Se tu fossi stato qui

Il Vangelo di questa domenica ci riporta le parole di Maria e Marta sorelle di Lazzaro che sono un rimprovero a Gesù. Ma anche i farisei  “ma colui che ha dato la vista al cieco non poteva far si che il suo amico non morisse?”. Quante volte anche noi facciamo questa domanda al Signore. Quante volte questa domanda diventa obiezione per la fede, o manifesta un modo di pensare Dio come un ’tappabuchi’, uno che debba risolvere i nostri guai.

Giovannino Guareschi, nel libro diario clandestino scritto mentre era in prigionia in un lager nazista, scrive:

Completa è la mia fiducia nella provvidenza che, per essere veramente tale, non deve essere vincolata da scadenze. Mai preoccuparsi del disagio di oggi, ma aver sempre l’occhio fisso nel bene finale che verrà quando sarà giusto che venga. I giorni della sofferenza non sono giorni persi; nessun istante è perso, è inutile, del tempo che Dio ci concede. Altrimenti non ce lo concederebbe.

Frase molto più corposa di slogan come ‘andrà tutto bene’ oppure ‘ce la faremo’. Slogan che vanno bene per i più piccoli ma per noi, che ci diciamo adulti?
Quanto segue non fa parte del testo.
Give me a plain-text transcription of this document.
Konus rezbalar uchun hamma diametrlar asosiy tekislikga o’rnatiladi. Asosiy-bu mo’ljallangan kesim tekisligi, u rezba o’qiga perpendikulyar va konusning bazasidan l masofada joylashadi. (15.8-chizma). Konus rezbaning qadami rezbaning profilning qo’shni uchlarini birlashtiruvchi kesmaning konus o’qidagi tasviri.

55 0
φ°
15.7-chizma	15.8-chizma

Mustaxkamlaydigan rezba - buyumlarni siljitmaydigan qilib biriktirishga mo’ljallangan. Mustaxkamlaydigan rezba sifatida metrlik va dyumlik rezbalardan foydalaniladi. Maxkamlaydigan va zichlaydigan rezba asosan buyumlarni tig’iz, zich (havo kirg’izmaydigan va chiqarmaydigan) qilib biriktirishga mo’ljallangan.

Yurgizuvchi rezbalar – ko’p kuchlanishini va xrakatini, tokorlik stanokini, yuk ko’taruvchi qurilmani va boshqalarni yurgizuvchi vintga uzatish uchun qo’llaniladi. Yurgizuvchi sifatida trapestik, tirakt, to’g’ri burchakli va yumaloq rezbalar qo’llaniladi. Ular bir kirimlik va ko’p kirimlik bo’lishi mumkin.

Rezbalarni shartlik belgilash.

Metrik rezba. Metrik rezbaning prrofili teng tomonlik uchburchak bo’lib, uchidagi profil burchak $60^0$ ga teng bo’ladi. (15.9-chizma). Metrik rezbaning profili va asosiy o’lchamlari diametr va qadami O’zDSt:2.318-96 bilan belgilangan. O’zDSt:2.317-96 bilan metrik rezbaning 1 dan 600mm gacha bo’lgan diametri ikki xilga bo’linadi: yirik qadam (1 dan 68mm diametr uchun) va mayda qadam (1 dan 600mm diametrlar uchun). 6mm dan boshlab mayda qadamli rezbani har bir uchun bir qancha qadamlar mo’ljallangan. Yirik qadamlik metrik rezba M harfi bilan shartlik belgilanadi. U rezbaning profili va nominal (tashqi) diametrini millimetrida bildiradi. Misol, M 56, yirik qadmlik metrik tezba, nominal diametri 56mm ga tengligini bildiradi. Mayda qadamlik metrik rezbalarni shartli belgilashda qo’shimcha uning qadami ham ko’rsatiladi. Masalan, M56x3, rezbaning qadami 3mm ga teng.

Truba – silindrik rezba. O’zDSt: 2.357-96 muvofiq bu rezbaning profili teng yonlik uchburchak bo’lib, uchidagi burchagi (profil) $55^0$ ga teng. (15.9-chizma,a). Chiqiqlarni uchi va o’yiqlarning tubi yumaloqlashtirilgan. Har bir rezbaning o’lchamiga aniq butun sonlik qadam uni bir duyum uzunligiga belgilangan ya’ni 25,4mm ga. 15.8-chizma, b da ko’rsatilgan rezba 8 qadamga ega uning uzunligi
Per noi vale la domanda stringente: perché dovremmo farcela?, e che cosa rimarrà di questa esperienza? Ho trovato una poesia di Mariangela Gualtieri dal titolo nove marzo duemilaventi, che dice:

questo ti voglio dire
ci dovevamo fermare
lo sapevamo, lo sentivamo tutti
ch’era troppo furioso
il nostro fare. Stare dentro le cose.
tutti fuori di noi.
Agitare ogni ora
farla fruttare.
Ci dovevamo fermare
e non ci riuscivamo.
Andava fatto insieme.
Rallentare la corsa.
Ma non ci riuscivamo.
Non c’era sforzo umano
che ci potesse bloccare

Viviamo un tempo di sospensione, un tempo rallentato. Le certezze della modernità vacillano, ritorna il senso di fragilità delle società antiche. Ritorna la possibilità reale di comprendere cosa sia per davvero la quaresima. Sempre Gualtieri, stessa poesia:

se la materia oscura fosse questo
tenersi insieme di tutto in un ardore
di vita, con la spazzina morte che viene
ad equilibrare ogni specie.
tenerla dentro la misura sua, al posto suo,
guidata. Non siamo noi
che abbiamo fatto il cielo

Marta ed anche Maria non sanno ancora cosa sia l’amore di Gesù. Devono  lasciare, uscire da Betania il luogo del dolore e del pianto senza speranza. Devono rendersi conto che il Signore ha già vinto con la sua presenza la morte perché ha vinto il male radicale dell’uomo: la sua schiavitù dal peccato. Bisogna credere in Lui. La salute fisica è un bene prezioso, da cercare con ogni mezzo ma più ancora a noi discepoli ci interessa non perdere l’anima, la salute spirituale. Perche lo sappiamo in un modo o in un altro, oggi o domani morir si deve e dunque da che cosa siamo sostenuti: ‘non siamo noi che abbiamo fatto il cielo’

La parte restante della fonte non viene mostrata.